The validation discipline. Even on a small dataset, tgx.validate_graph and tgx.check_leakage catch real bugs early.

The reproducibility. The whole experiment is wrapped in tgx.reproducible(seed=42). Running it twice produces identical numbers (modulo GPU determinism caveats).

The audit artifacts. The run directory contains everything needed to verify what happened. A teammate can audit without rerunning.

Honest assessment

MNIST is a toy dataset. The accuracy you get from this workflow is not interesting in itself. What is interesting is that the workflow scales: the same code structure with different patch_size, num_images, and model parameters applies to real research data.

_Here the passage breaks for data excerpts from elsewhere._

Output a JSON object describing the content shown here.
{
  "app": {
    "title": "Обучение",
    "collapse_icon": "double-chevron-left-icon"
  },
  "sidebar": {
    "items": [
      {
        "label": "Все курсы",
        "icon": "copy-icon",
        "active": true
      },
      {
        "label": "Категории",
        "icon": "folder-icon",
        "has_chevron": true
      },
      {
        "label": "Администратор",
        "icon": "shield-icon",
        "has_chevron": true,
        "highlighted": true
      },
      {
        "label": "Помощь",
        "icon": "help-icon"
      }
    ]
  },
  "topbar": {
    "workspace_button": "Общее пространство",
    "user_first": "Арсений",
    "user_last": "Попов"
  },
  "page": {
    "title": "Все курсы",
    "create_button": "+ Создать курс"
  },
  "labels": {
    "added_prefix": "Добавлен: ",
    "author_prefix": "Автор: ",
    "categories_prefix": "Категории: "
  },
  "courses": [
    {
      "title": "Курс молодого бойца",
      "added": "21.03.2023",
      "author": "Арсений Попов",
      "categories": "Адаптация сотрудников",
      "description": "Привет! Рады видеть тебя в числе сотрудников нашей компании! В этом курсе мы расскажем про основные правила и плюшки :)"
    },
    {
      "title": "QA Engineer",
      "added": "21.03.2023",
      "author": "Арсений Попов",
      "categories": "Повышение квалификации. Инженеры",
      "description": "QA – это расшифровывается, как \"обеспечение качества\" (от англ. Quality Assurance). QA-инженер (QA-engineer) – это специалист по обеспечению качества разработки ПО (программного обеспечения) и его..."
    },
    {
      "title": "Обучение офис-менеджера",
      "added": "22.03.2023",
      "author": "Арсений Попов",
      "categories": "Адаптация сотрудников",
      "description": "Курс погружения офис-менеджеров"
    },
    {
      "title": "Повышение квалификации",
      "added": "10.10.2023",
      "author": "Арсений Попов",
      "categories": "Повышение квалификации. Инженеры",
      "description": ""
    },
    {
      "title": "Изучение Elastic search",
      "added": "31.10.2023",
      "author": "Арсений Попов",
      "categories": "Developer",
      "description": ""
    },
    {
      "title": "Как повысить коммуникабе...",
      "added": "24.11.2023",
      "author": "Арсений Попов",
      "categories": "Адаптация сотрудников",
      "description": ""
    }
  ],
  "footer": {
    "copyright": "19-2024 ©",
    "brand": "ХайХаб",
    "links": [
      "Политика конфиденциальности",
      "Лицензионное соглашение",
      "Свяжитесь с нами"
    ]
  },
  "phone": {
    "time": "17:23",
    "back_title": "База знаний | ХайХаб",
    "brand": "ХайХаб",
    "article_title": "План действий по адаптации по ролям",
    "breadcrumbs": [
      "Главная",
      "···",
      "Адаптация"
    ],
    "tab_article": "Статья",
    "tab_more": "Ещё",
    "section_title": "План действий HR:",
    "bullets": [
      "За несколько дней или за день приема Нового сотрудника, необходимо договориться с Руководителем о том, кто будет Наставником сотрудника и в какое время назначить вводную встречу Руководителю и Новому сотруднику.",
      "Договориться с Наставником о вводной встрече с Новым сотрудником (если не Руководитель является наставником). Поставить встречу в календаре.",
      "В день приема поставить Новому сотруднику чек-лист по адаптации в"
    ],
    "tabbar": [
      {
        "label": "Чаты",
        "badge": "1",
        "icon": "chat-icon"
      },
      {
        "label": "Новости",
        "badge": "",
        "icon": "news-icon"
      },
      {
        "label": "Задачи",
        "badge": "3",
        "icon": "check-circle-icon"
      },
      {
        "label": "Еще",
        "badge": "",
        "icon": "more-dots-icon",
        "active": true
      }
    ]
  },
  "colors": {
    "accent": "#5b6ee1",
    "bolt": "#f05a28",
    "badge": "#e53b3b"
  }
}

For real research, you would:

Use CIFAR-10 or a domain-specific dataset
Use larger patches that capture meaningful spatial content
Tune hyperparameters
Run multiple seeds and report variance
Inspect the audit artifacts before publishing

The tutorial pattern is the same.

FAQ

Q: How does this compare to standard image classification CNNs?
A: For straight image classification, a CNN beats this approach by a large margin — CNNs are designed for image data. The patch graph is interesting when the graph structure carries information CNNs cannot easily use (e.g., non-grid adjacency, multi-image relationships).

Q: Why per-image labels for nodes?
A: Simplest supervision. For per-patch labels (e.g., semantic segmentation), provide a different label tensor.

Q: Can I batch graphs with NeighborLoader?
A: Yes. NeighborLoader works on the combined graph and samples mini-batches across all the per-image subgraphs.

Q: What about CIFAR-10?
A: Same pattern. Use patches, ei = tgx.image_to_patch_graph(image, patch_size=8). The 3-channel [3, 8, 8] patches benefit more from tensor-aware aggregation.

Q: Where can I see this as a complete script?
A: The TGraphX repository's tutorials/tensor_node_classification_neighbor_loader.py and tutorials/image_patch_tensor_graph_demo.py show end-to-end versions.